Le moment de cette communication de Vitalik n’est bien sûr pas laissé au hasard.
Nous sommes en plein buzz sur les « métaverses« . D’ailleurs, depuis le dernier billet de GreenSI (Métaverse, nouvelle branche de l’Internet) Niantic (éditeur du jeu PokemonGo) a annoncé le sien et Playstation Home, univers virtuel sur Playstation arrêté en 2015, a été relancé par ses fans dans sa mouture d’origine. Sans compter qu’en France le sujet est même passé dans le grand public au journal de 20 h et le débat pour savoir si on écrit Métavers ou Métaverse bat son plein !

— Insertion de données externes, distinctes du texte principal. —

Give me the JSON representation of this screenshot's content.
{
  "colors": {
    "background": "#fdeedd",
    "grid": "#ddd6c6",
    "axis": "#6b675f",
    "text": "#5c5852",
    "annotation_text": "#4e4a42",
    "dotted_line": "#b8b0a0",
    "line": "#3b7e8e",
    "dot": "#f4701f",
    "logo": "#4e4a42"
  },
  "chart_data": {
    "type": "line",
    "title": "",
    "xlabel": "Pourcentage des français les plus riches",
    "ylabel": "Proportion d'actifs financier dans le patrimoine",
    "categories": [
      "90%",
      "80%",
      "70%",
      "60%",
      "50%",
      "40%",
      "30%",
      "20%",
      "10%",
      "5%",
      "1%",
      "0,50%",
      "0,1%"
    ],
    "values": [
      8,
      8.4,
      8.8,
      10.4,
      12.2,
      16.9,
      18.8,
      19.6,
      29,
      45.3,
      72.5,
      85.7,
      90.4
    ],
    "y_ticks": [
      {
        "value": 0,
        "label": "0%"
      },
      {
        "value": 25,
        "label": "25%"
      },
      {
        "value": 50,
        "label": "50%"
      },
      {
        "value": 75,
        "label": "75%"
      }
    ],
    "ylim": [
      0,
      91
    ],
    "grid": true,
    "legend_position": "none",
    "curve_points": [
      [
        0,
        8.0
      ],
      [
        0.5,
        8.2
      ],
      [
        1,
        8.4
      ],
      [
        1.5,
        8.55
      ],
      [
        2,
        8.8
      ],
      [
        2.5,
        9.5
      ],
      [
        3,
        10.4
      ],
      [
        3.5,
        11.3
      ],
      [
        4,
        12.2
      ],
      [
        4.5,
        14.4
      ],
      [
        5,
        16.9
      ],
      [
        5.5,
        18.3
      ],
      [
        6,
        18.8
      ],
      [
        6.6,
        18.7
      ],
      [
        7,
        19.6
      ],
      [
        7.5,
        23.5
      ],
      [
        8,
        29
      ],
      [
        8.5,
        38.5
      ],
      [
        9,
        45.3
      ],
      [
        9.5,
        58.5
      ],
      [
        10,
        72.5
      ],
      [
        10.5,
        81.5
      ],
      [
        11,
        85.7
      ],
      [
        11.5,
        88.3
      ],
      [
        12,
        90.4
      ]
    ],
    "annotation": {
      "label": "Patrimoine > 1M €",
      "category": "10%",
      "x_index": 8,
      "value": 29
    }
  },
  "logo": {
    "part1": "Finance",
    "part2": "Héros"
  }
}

Dans ces possibles univers virtuels en construction, il faudra des plateformes pour gérer les échanges, la certification de la propriété ou la valeur des actifs. Les plateformes de blockchain comme Ethereum sont donc sur le front de la communication pour que l’on pense à elles ; quand de nouvelles plateformes se créent chaque semaine pour répondre à l’engouement pour les NFT. Mais n’oublions pas que lors de toutes les ruées vers l’or, ce sont toujours les vendeurs de pioches qui ont fait fortune en premier…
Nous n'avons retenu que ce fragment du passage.